Muscle glycogen is increased in young people after exercise training, but has apparently only been investigated once, by Meredith et al., (1989). They showed that a relatively short (12 week), but fairly intense (70% of VO2 peak) training program produced significant (27%) increase in muscle glycogen content. Even with this increase, the older subjects still had less muscle glycogen than either the trained or sedentary younger men. It remains to be determined if higher intensity or longer duration training would restore muscle glycogen content to levels equal to those of younger people.

The small age related decrease in creatine phosphate may be eliminated with training. Moller and Brandt (1982) showed that six weeks of cycle ergometer training increased creatine phosphate levels of 61-80 year old men to those of younger adults.

Although the joint effects of aging and exercise on motorneuron endplate structure has not been specifically investigated, we may be able to hypothesize on the effects based on other findings. Specifically, in the strength training studies cited, the increases in strength are greater than the increase in muscle cross sectional area, indicating an increase in specific tension. It is known that specific tension in muscle fibers in-vitro is maintained with aging (McCarter, 1978) but decreased in whole muscle in-vivo (Phillips, et al., 1992), probably due to changes in motorneuron endplate structure (Rosenheimer and Smith, 1985). Therefore, we can surmise that the apparent increase in specific tension with strength training is due, at least in some measure, to increased performance of the motorneuron. It should also be mentioned that improvements in expressed strength after training may be in part due to improved coordination and learning.


Many, but not all of the effects of sedentary aging can be altered with exercise training. Figure 3 presents the combined effects of aging and exercise on the mechanisms of maximal short term performance. The blue shaded portions represent those systems in which age related decreases in maximal performance or function has been shown to be minimized or eliminated with exercise. The red shaded portions represent those systems in which age related decreases in maximal function is not minimized by exercise.

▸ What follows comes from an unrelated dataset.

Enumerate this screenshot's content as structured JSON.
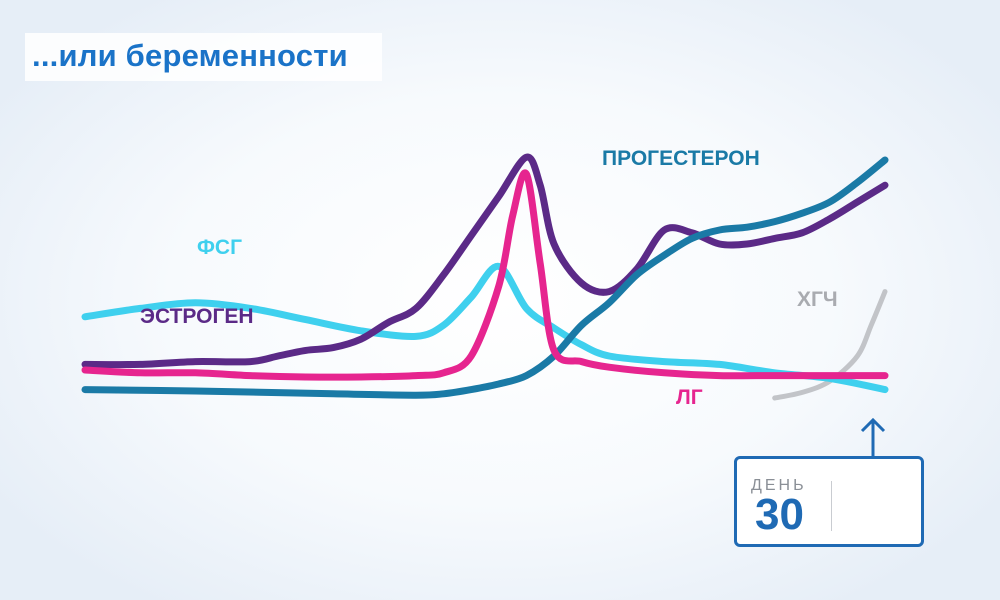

Muscle mass can be at least partially maintained with strength or endurance training. Mitochondrial density and capillary density can be maintained with vigorous exercise training. Stroke volume can be increased with exercise training, but heart rate declines irrespective of activity level, resulting in an age related decrease in cardiac output and VO2 max. Muscle glycogen content can be increased in older individuals, but the studies that have been conducted to date have used low intensity or short term training programs and have not increased muscle glycogen levels up to those of younger people. Exercise probably enhances the function of the neuromuscular junction, and allows better recruitment of skeletal muscle. Based on the findings presented, our model predicts that sedentary older adults should have dramatically lower short term maximal performance than younger adults. However, an older adult who is trained at the same volume and intensity as a younger adult should be capable of performances similar to his/her younger counterpart. The unalterable decrease in heart rate and consequential reduction in VO2 max may prevent the older individual from training at the same volume and intensity as a younger athlete, and consequently, performance of the older athlete will be limited by the reduction in absolute training volume and intensity. However, the trained older adult should almost certainly have performances superior to those of younger and older sedentary adults, and therefore may have a better ability to cope with the physiological demands of free living.